The correct exercise practices can help ensure a long, healthy, happy life

Keeping fit, both mentally and physically, is imperative for teenagers.
Remote school, food delivery services, and screen-time pastimes can dramatically reduce the time we spend on our feet, leading to less exercise, and more stress that reduces mental productivity and upsets emotional balance.
So getting up and moving is a critical part of staying healthy. Developing healthy habits in the impressionable teen years leads to greater health and satisfaction in the short term. It also sets up habits that can lead into adulthood.
Why Exercise?
The CDC says regular physical activity can help children and adolescents improve their cardio and respiratory fitness significantly. This lets them build strong bones and muscles, maintain weight loss and gain, and reduce the risk of developing deadly health conditions, such as heart disease and cancer.
Staying fit also tremendously benefits one’s mental health. Improved self-esteem is a key benefit of regular physical activity. Exercise releases chemicals called endorphins, which reduce your perception of pain. Endorphins also trigger positive feelings, similar to that of morphine, the symptoms of which they mimic. According to medical writer Dr Debra Fulghum Bruce, regular exercise can ward off anxiety and depression, improve sleep and reduce stress.
How Much Exercise?
According to the Department of Health Services, children and adolescents aged 6 through 17 need to be active, doing moderate to vigorous physical activity for at least 60 minutes every day. It is important, though, to avoid too much exercise. Overexerting yourself can lead to disturbed sleep, high hormonal fluctuations leading to mood swings and irritability, vulnerability to injury, soreness, excessive fatigue, and possible irregularity of the menstrual cycle. It can also take a toll on your mental health. There can be more symptoms of anxiety and depression, isolation, stress surrounding the need to work out. Excessive focus on the body can lead to disordered eating and a compulsion to burn excessive calories.
What to Do?
Start easy, first practicing some of these activities for 30 to 45 minutes daily: pleasure walking, climbing stairs, dancing, and home mat exercises. Physical activities that are continuous cause the heart rate and breathing rate to increase and build up a teen’s capacity for exercise. Such activities may include brisk walking, running, swimming, cycling, regular outdoor sports and jumping rope. Overall, it is important to have a wholesome plan that includes equal parts of cardio, strength, and mobility work. Teenagers can gain from weight and agility training. However, exercise should also focus on the mental aspects. Practicing things mindfully — such as with yoga, breathing exercises and meditation — to help reduce stress and anxiety. It allows your body to be calmer. This is increasingly relevant for those restless teenagers who are always looking to the next big thing.

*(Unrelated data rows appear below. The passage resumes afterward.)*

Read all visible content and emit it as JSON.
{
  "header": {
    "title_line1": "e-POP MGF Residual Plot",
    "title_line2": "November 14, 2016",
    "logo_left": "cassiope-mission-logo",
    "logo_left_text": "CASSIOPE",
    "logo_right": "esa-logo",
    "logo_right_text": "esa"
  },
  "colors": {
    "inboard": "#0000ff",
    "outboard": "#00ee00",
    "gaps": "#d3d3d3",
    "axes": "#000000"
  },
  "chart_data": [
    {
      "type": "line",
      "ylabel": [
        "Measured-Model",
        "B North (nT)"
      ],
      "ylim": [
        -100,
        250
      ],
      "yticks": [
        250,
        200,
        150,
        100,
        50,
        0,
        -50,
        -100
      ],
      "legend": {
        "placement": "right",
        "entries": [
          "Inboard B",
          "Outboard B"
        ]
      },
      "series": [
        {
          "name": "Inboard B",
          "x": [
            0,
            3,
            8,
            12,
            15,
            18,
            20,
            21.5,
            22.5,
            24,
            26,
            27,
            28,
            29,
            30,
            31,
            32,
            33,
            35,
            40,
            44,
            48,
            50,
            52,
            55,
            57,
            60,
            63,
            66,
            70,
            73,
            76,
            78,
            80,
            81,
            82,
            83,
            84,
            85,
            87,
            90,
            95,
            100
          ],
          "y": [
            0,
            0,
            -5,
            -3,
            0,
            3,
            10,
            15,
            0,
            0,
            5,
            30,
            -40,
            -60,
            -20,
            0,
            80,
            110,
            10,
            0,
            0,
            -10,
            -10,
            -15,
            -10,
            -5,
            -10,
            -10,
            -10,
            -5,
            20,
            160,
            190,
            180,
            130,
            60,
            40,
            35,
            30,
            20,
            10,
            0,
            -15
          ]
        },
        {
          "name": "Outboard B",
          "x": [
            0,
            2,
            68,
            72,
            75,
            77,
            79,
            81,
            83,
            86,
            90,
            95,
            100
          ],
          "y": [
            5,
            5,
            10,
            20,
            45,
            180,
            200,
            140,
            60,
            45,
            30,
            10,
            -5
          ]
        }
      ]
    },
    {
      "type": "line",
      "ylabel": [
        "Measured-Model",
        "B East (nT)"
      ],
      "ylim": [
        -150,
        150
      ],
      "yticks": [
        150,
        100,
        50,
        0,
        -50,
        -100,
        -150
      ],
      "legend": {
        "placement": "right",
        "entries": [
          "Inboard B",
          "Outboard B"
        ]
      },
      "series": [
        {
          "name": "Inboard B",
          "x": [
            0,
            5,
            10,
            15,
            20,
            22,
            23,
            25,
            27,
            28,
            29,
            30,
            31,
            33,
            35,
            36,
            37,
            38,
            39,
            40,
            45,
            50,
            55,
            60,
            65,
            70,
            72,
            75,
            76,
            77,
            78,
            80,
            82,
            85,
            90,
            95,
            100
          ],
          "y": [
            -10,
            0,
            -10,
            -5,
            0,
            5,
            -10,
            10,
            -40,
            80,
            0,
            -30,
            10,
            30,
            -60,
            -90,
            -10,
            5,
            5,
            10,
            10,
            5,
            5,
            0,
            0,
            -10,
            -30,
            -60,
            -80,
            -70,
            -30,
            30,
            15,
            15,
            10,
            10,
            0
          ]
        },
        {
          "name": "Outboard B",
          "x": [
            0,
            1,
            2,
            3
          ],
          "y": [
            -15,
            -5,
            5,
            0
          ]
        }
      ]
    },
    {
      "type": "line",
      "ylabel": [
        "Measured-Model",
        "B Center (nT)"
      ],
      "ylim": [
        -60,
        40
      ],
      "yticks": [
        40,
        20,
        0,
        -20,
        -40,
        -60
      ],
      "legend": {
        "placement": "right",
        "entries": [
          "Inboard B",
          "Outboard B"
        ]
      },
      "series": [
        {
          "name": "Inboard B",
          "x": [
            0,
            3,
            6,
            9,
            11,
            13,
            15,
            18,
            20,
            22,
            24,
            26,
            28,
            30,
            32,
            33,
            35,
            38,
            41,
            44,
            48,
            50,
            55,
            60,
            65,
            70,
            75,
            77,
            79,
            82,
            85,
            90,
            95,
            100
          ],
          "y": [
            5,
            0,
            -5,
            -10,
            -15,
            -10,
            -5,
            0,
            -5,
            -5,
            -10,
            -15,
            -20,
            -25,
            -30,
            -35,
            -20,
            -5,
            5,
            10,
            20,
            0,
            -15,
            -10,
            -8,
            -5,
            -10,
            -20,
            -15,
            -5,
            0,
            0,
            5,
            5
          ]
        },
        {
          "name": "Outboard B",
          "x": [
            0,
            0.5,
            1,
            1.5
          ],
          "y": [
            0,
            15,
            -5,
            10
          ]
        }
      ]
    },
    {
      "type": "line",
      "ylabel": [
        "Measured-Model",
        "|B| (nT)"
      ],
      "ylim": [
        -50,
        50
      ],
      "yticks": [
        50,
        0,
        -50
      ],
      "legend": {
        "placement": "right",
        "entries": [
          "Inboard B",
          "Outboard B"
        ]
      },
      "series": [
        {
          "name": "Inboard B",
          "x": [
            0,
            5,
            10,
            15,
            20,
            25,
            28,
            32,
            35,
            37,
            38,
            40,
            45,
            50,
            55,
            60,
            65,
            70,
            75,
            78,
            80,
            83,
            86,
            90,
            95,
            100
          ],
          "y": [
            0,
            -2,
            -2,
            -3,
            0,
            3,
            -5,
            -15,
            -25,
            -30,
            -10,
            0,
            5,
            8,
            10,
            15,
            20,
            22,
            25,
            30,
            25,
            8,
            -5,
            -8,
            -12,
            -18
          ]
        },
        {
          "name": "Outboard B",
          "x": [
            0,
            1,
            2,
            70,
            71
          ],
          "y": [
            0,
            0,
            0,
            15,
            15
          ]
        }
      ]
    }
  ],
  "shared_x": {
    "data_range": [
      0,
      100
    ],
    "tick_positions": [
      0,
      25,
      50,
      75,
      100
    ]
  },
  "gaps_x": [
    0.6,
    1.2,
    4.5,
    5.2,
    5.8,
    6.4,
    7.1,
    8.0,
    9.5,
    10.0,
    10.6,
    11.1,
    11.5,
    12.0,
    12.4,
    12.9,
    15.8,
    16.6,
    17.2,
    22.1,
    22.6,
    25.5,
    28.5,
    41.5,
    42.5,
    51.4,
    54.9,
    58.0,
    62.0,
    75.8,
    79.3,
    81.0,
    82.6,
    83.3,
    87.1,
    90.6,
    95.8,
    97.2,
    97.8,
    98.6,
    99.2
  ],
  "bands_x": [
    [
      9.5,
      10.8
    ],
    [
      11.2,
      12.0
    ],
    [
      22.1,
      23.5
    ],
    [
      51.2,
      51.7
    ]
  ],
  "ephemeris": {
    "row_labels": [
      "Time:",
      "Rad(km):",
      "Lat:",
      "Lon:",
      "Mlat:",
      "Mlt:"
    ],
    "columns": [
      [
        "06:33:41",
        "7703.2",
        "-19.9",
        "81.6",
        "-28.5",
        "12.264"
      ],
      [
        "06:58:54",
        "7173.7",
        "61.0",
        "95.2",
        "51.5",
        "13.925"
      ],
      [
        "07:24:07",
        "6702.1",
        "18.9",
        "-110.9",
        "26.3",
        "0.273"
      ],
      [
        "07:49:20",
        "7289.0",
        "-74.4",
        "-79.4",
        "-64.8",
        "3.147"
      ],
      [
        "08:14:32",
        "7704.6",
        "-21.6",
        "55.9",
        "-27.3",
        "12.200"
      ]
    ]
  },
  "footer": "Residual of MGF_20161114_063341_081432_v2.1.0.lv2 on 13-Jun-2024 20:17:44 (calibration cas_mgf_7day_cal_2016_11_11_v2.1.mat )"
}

Exercise in a Busy Schedule
Today’s teenagers are not kids that spend their time compulsively playing. Rather, they are young adults with goals and schedules. What’s important is finding time to keep oneself healthy and fit.
Here are a few quick tips that may help to inculcate fitness in the day-to-day of a bustling teen:
- Take a quick screen break every hour for 10 minutes: Studies suggest that an average attention span is between 30 and 35 minutes. So a 10-minute break after a maximum of 45 to 60 minutes is a must. During it, you can shut off your screen, take a walk, stretch a little and maybe do some jumping jacks.
- An empty water bottle is a sign to get up: The water running out is a signal for you to get up and fill up the bottle. This lets you move your body and hydrate yourself. Try using the filled bottle as a weight, and do 10 to 15 reps of it with each hand.
- Take a 20-minute walk after consuming a meal. This will aid your digestive system in moving faster and breaking down foods and juices more easily.
- No taking calls sitting down. Immediately get up to receive them. This will make sure your body is moving.
- Do 5 burpees after every email sent. It helps you get in that necessary cardio.
Your body will function only as much as you will allow it to. Keeping fit, physically and mentally, could help you to lead a long, healthy and happy life.